La Corte di Cassazione, sezione penale, con la sentenza n. 6342 depositata il 10 febbraio 2014 intervenendo in materia di reati fallimentari ha affermato che può rispondere del reato di bancarotta fraudolenta l’imprenditore che ha venduto la merce a prezzi scontatissimi.
La vicenda ha avuto origine dal fallimento di una impresa individuale, esercente la vendita al dettaglio di abbigliamento, il cui titolare veniva accusato dei reati di bancarotta fraudolenta patrimoniale e documentale. Il Tribunale condannava per i reati ascritti l’imputato. Avverso la sentenza del giudice di prime cure l’imprenditore propose gravame dinanzi alla Corte di Appello che confermava la decisione del giudice di primo grado.
Per la cassazione della sentenza del giudice di seconde cure il titolare dell’impresa individuale, per il tramite del proprio difensore, proponeva ricorso, affidandosi a due motivi di censura, alla Corte Suprema. Lamentando, tra l’altro, la contraddittorietà e illogicità della decisione del giudice di merito, atteso che la vendita dei capi di abbigliamento non rinvenuti all’atto dell’inventario era avvenuta a prezzi particolarmente scontati data la loro vetustà e la necessità di realizzare liquidità anche per far fronte alle pretese creditorie. Per cui secondo la difesa deve ritenersi assente l’elemento soggettivo del reato di bancarotta per distrazione in quanto i beni erano stati alienati allo scopo di estinguere i debiti contratti. Risultava infatti provato che con il ricavato si era fatto fronte al pagamento della tassa sui rifiuti.
Gli Ermellini respingo il ricorso dell’imputato. I giudici di legittimità ritenendo che la difesa non abbia colto né ha tentato di confutare gli argomenti ritenuti decisivi dalla Corte territoriale. In particolare nella motivazione della decisione impugnata si è evidenziato come la ditta fallita avesse “annotato ricavi (fra il 1999 e il 2000) per circa 190 milioni di lire, a fronte di un decremento di magazzino per quasi 900 milioni, il che avrebbe potuto spiegarsi solo ipotizzando che l’impresa avesse praticato prezzi di vendita addirittura inferiori dell’80% rispetto a quelli di acquisto: tesi che – oltre a non trovare riscontri probatori significativi, ben potendo uno scontrino per importo modesto nascondere piuttosto introiti maggiori – era sconfessata dallo stesso consulente contabile della ditta de qua, secondo cui la valutazione delle rimanenze era comunque fatta sul parametro del valore di acquisto dei beni”.
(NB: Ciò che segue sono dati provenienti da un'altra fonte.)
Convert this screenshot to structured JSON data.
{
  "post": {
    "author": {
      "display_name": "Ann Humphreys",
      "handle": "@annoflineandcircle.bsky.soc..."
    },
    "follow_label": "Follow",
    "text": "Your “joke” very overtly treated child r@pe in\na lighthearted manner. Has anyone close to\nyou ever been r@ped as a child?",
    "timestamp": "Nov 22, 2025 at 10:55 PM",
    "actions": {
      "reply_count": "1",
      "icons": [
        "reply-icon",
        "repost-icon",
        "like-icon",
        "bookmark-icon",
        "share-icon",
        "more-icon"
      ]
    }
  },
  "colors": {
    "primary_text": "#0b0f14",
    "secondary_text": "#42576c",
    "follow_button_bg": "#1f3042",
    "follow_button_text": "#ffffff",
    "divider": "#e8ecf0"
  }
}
Altro aspetto che la difesa della ricorrente non ha tenuto in alcun conto l’osservazione del giudice di merito in base alla quale “se anche si volesse dar credito all’assunto difensivo, la condotta correlata alla vendita della merce a condizioni di realizzo integrerebbe ugualmente la fattispecie di reato contestata nell’ipotesi della dissipazione, essendosi concretizzata in una serie di operazioni sistematiche, comportamenti la perdita di beni aziendali”.